A Hong Kong house that is a slice of Australia
A lot of thought and careful planning went into transforming a bare 2,100-sq-ft shell of a house in Sai Kung into one that was bright, airy and reminded its residents of home
It took Andrew and Susan Sams seven years of searching to find their Sai Kung house, and just minutes to decide to buy it.
“My son, Reilly, walked in and said, ‘It looks like Australia,’” says Susan Sams. “It’s the view of the sea through the eucalyptus trees. We call it our little slice of Sydney in Hong Kong.”
When they found it 10 years ago, the 2,100-sq-ft house was a shell. The previous owner had stopped midway through a renovation. None of the walls had plaster, the floor had been ripped up and, in the living space, the external wall to the garden was missing entirely. And that was what sold them on it.
“It was a blank canvas. All that was here were some mood boards – all yin-yang and marble – and the pool, which was under tarpaulin. The contractors refused to show it to us, so we weren’t entirely sure what was under there,” Sams recalls. “But we liked the view through the open wall – the trees were smaller then – so we decided to make that wall purely glass.”
WATCH: Inside Andrew and Susan Sams’ Sai Kung house
Getting the huge panes into place was not easy. With no rear access, a crane had to be brought in to lift the glass panels over the roof of the three-storey terraced house and lower them gently into the garden. It was a heart-stopping process, but the result is a light-filled, double-height space that really does feel antipodean. With the television banished to another room, the split-level living space is an oasis of relaxed, sunlit calm.
Working with a contractor and piles of interiors magazines, Sams designed the house herself. She kept the overall look minimalist, choosing natural materials – walnut and slate floors, wood-veneer kitchen cabinets – neutral colours and white walls. And to maximise the sea views, she put in glass walls not only on the ground floor but on the upper levels as well.
There were a few hiccups. Installing the glamorous resin bath imported from Bali, Indonesia, for the master en-suite proved difficult.
“It was a case of ‘let’s build around it’,” says Sams. “It was so big and heavy the contractors had to bring it in through Reilly’s bedroom window and build a sort of Flintstones trolley inside the house to move it. It’s not going anywhere.”

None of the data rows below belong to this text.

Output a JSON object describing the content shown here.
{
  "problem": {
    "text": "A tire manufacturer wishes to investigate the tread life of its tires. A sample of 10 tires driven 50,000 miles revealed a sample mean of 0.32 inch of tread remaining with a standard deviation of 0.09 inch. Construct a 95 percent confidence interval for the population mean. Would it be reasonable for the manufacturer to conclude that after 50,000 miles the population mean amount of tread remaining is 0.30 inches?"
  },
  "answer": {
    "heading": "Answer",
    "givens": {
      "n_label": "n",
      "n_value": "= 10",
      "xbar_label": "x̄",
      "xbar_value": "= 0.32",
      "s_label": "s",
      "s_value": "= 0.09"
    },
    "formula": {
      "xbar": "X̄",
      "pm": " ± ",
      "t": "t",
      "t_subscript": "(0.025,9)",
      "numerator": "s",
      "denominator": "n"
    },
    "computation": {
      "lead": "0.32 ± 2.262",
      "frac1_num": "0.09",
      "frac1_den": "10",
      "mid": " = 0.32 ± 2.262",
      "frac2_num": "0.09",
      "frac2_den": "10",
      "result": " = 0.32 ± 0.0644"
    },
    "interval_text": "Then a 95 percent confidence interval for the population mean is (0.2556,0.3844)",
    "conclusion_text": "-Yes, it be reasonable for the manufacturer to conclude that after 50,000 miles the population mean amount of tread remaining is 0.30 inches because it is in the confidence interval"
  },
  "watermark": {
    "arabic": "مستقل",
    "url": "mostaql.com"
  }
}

The Samses are, however. With both children now at university in Britain, they have decided to up sticks for Pok Fu Lam, closer to Susan’s job at Lane Crawford, in Wong Chuk Hang. When we visit, the packing has begun, although some favourite pieces are to remain for tenants moving into the four-bedroom house.
“The dining table is antique, but it’s so huge it won’t fit anywhere else. The [overhead] lamp is staying, too – it needs the double-height ceiling,” she says, with some regret.

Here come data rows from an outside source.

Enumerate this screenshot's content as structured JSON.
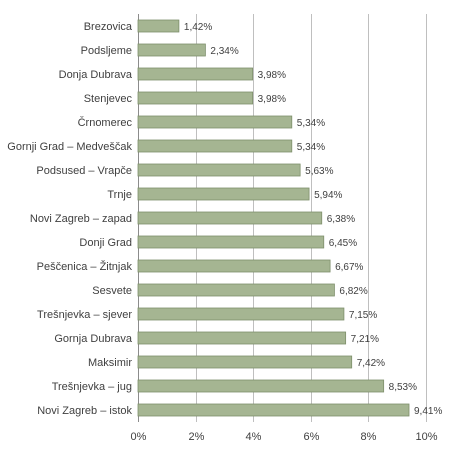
{
  "chart_data": {
    "type": "bar",
    "orientation": "horizontal",
    "title": "",
    "xlabel": "",
    "ylabel": "",
    "categories": [
      "Brezovica",
      "Podsljeme",
      "Donja Dubrava",
      "Stenjevec",
      "Črnomerec",
      "Gornji Grad – Medveščak",
      "Podsused – Vrapče",
      "Trnje",
      "Novi Zagreb – zapad",
      "Donji Grad",
      "Peščenica – Žitnjak",
      "Sesvete",
      "Trešnjevka – sjever",
      "Gornja Dubrava",
      "Maksimir",
      "Trešnjevka – jug",
      "Novi Zagreb – istok"
    ],
    "values": [
      1.42,
      2.34,
      3.98,
      3.98,
      5.34,
      5.34,
      5.63,
      5.94,
      6.38,
      6.45,
      6.67,
      6.82,
      7.15,
      7.21,
      7.42,
      8.53,
      9.41
    ],
    "value_labels": [
      "1,42%",
      "2,34%",
      "3,98%",
      "3,98%",
      "5,34%",
      "5,34%",
      "5,63%",
      "5,94%",
      "6,38%",
      "6,45%",
      "6,67%",
      "6,82%",
      "7,15%",
      "7,21%",
      "7,42%",
      "8,53%",
      "9,41%"
    ],
    "xlim": [
      0,
      10
    ],
    "xticks": [
      0,
      2,
      4,
      6,
      8,
      10
    ],
    "xtick_labels": [
      "0%",
      "2%",
      "4%",
      "6%",
      "8%",
      "10%"
    ],
    "grid": "vertical",
    "legend": "none",
    "colors": {
      "bar_fill": "#a5b592",
      "bar_stroke": "#7e8f6b",
      "grid": "#bfbfbf",
      "text": "#404040"
    }
  }
}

After a decade of looking for the perfect lamp to hang over the dining table, Susan finally found it in an interiors magazine last year. It’s an elegant, wide-brimmed concoction of polyurethane ribbon and ultra-light fibreglass with contours reminiscent of the black-and-white chapeau worn by Audrey Hepburn in My Fair Lady (1964).
“The lamp was made by a French company, which wanted me to go to their store in London, then in Beijing,” says Sams. “I finally persuaded them to take my credit-card details after eight weeks of trying to buy it.”
Also too big to move is a giant multimedia triptych artwork by their daughter, Siena.
“It was the piece that got her into Central Saint Martins [the London art school]. We have a lot of her art on display; we’re proud parents!”
Among the pieces that will be going to their new nest is a beloved collection of mid-century modern furniture, much of it from Lane Crawford Home.
“I get a staff discount, although my husband won’t let me do much with it,” says Sams.
Pieces scattered through the house bear familiar names, including Fritz Hansen chairs and side table “genuine, not fakes”, a vintage Le Corbusier chaise longue and a Herman Miller desk.
Other pieces have been picked up overseas, including rugs from Istanbul, Turkey, tagines from Fez, Morocco, art from Bali and ceramics from Australia.
“We like to shop when we travel,” says Sams. “The house has evolved over the years but I like it fairly minimalist, with just a few breakout displays, like the shelves in the dining room. We’re moving to an older property so we won’t go for the same look … we’ll go mid-century cool.”
With that, she gets back to the packing.
TRIED & TESTED
The long view Throughout the house, the overriding design principle was to maximise the views of the sea at the front and the mountains at the back. On the landing, this frameless glass panel gives a helicopter view of the living room and garden and beyond. “[It’s] like a bird’s nest, allowing you to see through to the garden from the kitchen at the back of the house. It’s the perfect place for a desk, but ended up being the preferred play area for the kids and dog,” says Susan Sams.